Kilo problemi, kadınlar ve erkeklerde neredeyse eşit düzeyde seyrediyor. Hızlı kilo alıp verme, kiloda dengeyi koruyamama ve yeme ataklarına yakalanarak daha fazla kilo alma durumu herkeste aynı şekilde sonuçlanabiliyor. Ancak yeni yaşam tarzını genellikle daha kolay benimseyen erkekler, spor aktivitelerini daha uzun süreler boyunca devam ettirebildikleri için yoyo etkisine kadınlara göre daha az yakalanıyor. Kilo verirken asıl hedefin yeni kiloyu, yeni yaşam tarzı ve beslenme düzeniyle birlikte koruyabilmek olması gerekiyor.
Sık alıp verilen kilolar sebebiyle metabolizmada yavaşlamalar ve yağ dokusunda artmalar görülüyor. Bu durum bedeni etkilediği kadar, ruhsal sağlığı da etkileyebiliyor.
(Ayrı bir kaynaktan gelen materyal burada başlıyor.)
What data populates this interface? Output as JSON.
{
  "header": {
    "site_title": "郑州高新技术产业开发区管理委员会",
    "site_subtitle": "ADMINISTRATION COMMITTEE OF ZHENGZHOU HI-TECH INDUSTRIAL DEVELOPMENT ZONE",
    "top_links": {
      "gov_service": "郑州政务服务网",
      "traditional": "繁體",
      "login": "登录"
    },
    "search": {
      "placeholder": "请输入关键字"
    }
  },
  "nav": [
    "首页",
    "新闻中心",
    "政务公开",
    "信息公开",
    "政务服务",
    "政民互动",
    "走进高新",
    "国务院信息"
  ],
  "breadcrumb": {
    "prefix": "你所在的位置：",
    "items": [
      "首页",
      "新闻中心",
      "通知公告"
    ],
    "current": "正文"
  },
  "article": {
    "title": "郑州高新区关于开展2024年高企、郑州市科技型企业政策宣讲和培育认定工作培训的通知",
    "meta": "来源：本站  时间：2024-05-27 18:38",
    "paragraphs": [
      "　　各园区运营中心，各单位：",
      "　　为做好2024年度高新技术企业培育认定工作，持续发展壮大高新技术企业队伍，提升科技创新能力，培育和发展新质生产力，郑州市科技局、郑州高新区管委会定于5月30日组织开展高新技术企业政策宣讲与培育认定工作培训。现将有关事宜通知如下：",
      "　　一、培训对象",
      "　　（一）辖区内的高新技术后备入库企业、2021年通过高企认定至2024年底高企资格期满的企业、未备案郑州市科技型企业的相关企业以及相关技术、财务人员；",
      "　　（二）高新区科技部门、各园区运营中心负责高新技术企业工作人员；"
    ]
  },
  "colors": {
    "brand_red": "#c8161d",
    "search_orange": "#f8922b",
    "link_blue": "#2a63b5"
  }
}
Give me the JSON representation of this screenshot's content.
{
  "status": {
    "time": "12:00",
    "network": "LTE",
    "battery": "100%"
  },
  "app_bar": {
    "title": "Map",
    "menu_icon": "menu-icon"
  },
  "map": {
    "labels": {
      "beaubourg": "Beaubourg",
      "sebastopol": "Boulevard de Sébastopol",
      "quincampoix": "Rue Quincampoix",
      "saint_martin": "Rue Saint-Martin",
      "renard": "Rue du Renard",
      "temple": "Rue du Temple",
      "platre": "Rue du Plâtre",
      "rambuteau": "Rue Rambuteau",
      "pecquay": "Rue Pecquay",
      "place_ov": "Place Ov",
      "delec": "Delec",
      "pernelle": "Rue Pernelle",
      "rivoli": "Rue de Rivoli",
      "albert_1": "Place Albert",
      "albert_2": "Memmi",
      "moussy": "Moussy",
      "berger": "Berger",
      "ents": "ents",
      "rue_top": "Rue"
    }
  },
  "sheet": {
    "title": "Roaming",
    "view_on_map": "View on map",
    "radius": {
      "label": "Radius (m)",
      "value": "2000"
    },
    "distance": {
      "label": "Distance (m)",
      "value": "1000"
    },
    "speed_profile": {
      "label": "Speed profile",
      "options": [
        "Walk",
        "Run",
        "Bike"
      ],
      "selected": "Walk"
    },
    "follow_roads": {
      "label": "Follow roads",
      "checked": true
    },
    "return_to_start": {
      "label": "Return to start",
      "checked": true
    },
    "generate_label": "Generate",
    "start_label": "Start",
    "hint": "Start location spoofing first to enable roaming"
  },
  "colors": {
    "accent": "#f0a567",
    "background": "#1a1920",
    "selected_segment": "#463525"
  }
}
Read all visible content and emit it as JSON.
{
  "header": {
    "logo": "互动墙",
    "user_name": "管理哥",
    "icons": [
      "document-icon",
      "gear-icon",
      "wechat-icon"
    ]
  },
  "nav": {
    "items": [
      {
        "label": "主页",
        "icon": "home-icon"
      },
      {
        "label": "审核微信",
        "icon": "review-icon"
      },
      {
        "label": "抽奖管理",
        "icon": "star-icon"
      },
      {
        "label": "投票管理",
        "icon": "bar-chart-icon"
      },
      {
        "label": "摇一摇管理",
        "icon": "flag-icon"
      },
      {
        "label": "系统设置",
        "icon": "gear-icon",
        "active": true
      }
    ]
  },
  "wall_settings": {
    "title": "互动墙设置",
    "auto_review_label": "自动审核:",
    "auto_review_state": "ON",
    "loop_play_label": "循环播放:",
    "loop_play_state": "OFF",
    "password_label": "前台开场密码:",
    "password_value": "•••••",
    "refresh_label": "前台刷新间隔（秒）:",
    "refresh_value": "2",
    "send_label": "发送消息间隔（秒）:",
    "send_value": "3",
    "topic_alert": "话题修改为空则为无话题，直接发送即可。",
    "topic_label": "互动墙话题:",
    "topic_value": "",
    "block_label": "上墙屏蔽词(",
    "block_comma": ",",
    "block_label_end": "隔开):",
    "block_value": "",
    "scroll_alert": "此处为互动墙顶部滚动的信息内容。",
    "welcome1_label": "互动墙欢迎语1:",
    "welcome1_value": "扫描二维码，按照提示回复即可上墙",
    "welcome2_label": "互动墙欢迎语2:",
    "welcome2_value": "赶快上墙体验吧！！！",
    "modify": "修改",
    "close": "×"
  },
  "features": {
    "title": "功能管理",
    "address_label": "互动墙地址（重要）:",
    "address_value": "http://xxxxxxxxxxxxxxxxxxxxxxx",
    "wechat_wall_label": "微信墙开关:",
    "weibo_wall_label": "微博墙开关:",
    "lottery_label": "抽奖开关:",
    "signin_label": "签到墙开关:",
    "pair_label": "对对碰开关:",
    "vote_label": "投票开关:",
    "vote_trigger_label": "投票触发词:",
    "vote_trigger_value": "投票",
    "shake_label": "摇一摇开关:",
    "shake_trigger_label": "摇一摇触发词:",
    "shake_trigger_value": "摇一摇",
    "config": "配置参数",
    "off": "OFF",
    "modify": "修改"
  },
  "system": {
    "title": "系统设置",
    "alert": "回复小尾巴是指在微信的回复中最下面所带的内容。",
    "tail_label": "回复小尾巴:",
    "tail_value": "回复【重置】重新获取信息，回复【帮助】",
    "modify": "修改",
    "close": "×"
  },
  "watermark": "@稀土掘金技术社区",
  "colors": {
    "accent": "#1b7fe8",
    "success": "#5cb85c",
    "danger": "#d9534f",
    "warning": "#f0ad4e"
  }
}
Zayıflama ürünlerini bilinçsizce kullanmak hızlı metabolizmaya ve hızlı kalp ritmine sebep olarak vücutta çeşitli etkilerin görülmesine neden oluyor. Sık sık tuvalete çıkma, kan basıncında yükselme, adet düzensizliği, yoğun terleme ve anksiyete bu etkiler içerisinde yer alıyor. Yoyo etkisinin yaşanmasında büyük rol oynayan bu belirtileri önlemek için kişiye özel hazırlanmış beslenme düzeni ile spor aktivitelerini bir araya getirmek büyük önem taşıyor.
Her besinin yeterli miktarda ve dengeli bir oranda tüketilmesi temeline dayanan beslenme ve metabolizma programı sayesinde vücudun glikoz üretmek için kendi proteinlerini yakmasına gerek kalmıyor. Yoyo etkisini ortadan kaldıran bu durum sayesinde gelişebilecek metabolic sendrom hastalıkların da büyük oranda önüne geçmek mümkün. Yalnızca doğal besinler öneren bu beslenme ve metabolizma programı, sağlıklı kilo vermek ya da metabolizma sorunlarını düzenleyerek hayat boyu sağlıklı bir yaşam sürmek isteyenler tarafından sıklıkla tercih ediliyor.
Düzenli, kaliteli bir uyku ve hareketli bir yaşamla birlikte vücuttaki hormon ve enzimlerin düzenli salgılanması temeline dayanan bu beslenme ve metabolizma programı sayesinde yağ yakımı sonucuna ulaşılıyor ve vücudun ihtiyacına uygun bir sistem olduğundan yeni kilo ile sağlıklı bir yaşamın kapıları da aralanıyor.
1-Her gün 3 öğün yemek yenilmelidir.
2-Öğünler arasında en az 5 saat süre bulunmalıdır.
3-Her öğünün 1 saatten uzun sürmemesi gerekiyor.
4-Her öğüne mutlaka programdan belirtilen protein porsiyonundan alınacak bir yada iki lokma ile başlanmalıdır.
5-Her öğünde tek bir protein tüketilmeli ve bir öğünde yenen protein başka öğünde tüketilmemelidir.
6-Son beslenme öğünü en geç saat 21:00'da bitirilmelidir.
7-Günlük belirlenmiş su miktarı bütün güne yayılarak içilmelidir. (Kilo başına 35 ml)
8-Mutlaka günde 1 elma yenilmelidir.